PeterGriffinsPenisBeaker · 12/08/2014 18:22

Totally go, totally wear wedding outfit and totally report back here afterwords.

BTW, YABU if you don't Grin

NewtRipley · 12/08/2014 18:32

Well, I thought I'd heard it all about wedding madness, but clearly not.

ghostisonthecanvas · 12/08/2014 18:34

Umm. My SILs suit wasn't a little bonkers. Where the hell did that come from? Its made my post sound serious. Blush
It was tongue in cheek. SIL looked fab.

BuggersMuddle · 12/08/2014 21:13

No trousers?

I wore trouser suits to weddings in the 90s. I recall that masculine tailoring, brighter tops and strappy shoes were v. in at the time...

Anyway, I digress.

She sounds a bit unhinged. Honestly. I have friends (men and women) with fuck all dress sense (IMO - they might think the same about me). That is not why they are my friends.
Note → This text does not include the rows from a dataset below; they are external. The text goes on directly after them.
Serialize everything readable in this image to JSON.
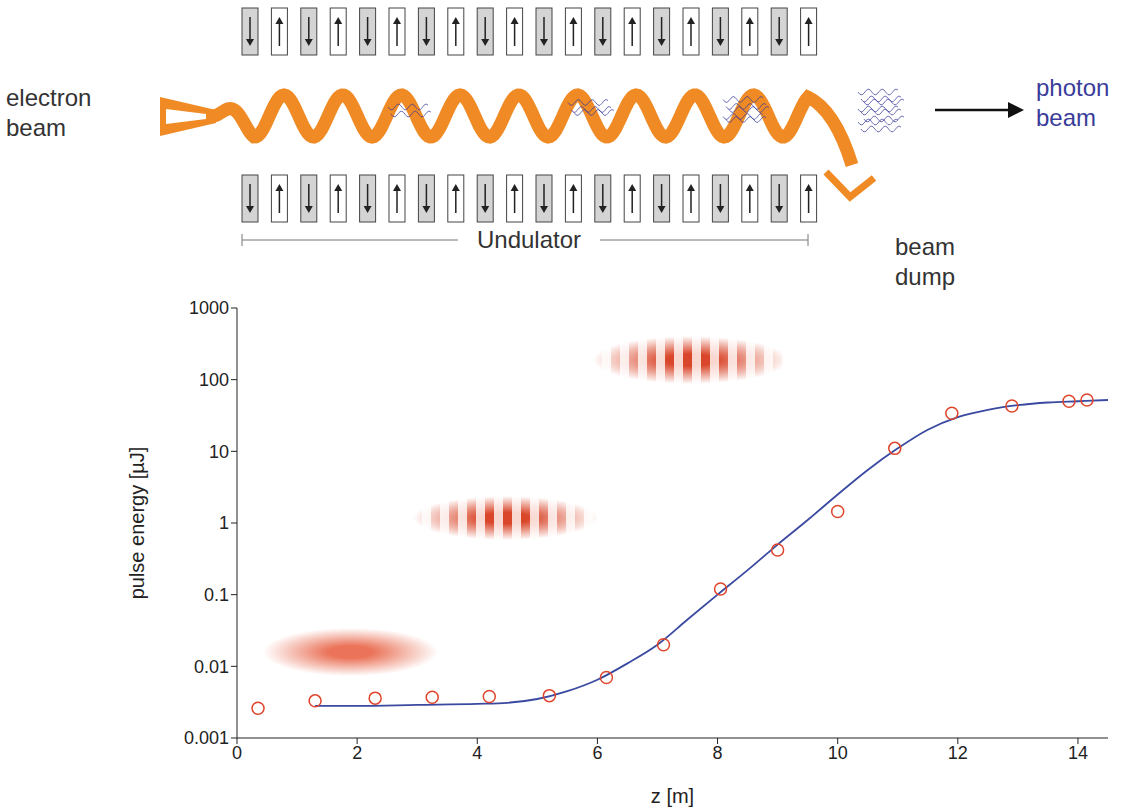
{
  "diagram": {
    "electron_beam": "electron beam",
    "photon_beam": "photon beam",
    "undulator": "Undulator",
    "beam_dump": "beam dump"
  },
  "chart_data": {
    "type": "scatter",
    "xlabel": "z [m]",
    "ylabel": "pulse energy [µJ]",
    "log": "y",
    "grid": false,
    "xlim": [
      0,
      14.5
    ],
    "xticks": [
      0,
      2,
      4,
      6,
      8,
      10,
      12,
      14
    ],
    "ylim": [
      0.001,
      1000
    ],
    "yticks": [
      0.001,
      0.01,
      0.1,
      1,
      10,
      100,
      1000
    ],
    "series": [
      {
        "type": "scatter",
        "color": "#e0452c",
        "marker": "circle",
        "x": [
          0.35,
          1.3,
          2.3,
          3.25,
          4.2,
          5.2,
          6.15,
          7.1,
          8.05,
          9.0,
          10.0,
          10.95,
          11.9,
          12.9,
          13.85,
          14.15
        ],
        "values": [
          0.0026,
          0.0033,
          0.0036,
          0.0037,
          0.0038,
          0.0039,
          0.007,
          0.02,
          0.12,
          0.42,
          1.45,
          11,
          34,
          43,
          50,
          52
        ]
      },
      {
        "type": "line",
        "color": "#3a4aa0",
        "line_style": "solid",
        "x": [
          1.3,
          2,
          3,
          4,
          4.5,
          5,
          5.5,
          6,
          6.5,
          7,
          7.5,
          8,
          8.5,
          9,
          9.5,
          10,
          10.5,
          11,
          11.5,
          12,
          12.5,
          13,
          13.5,
          14,
          14.5
        ],
        "values": [
          0.0028,
          0.0028,
          0.0029,
          0.003,
          0.0031,
          0.0035,
          0.0045,
          0.0065,
          0.011,
          0.02,
          0.045,
          0.1,
          0.22,
          0.5,
          1.1,
          2.5,
          5.5,
          11,
          20,
          30,
          38,
          44,
          48,
          50,
          52
        ]
      }
    ]
  }
}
They'll still get a wedding invite.

Unless you specify rules (black tie / white tie / vicars and tarts / chicken costumes) then really, you can't complain if most people adhere to the unwritten rules, which IMO are 'dress smartly and don't wear a bridal gown / try to upstage the bride'.

Even still, 3 years and all that pent up vitriol? Unhinged.

ShadowStar · 12/08/2014 22:46

Her wedding must have been really rubbish if you wearing the wrong clothes was enough to ruin it.

One of my wedding guests turned up in leggings and a t-shirt - it looked especially odd because her DH was kitted out in full formal Scottish dress. But I still managed to bravely enjoy my wedding despite her faux pas.

I think that unless a guest turns up wearing a wedding dress, it's OTT to.accuse them.of. ruining the wedding with their dress sense.

carlywurly · 12/08/2014 22:56

My sil wore a white trouser suit to my wedding. I thought she looked fab, but a few other people made snarky comments and were told to shut it. It was absolutely the least of my concerns.

Your sil sounds barking, I'd give her a wide berth wherever possible. She sounds the type to be permanently affronted about something.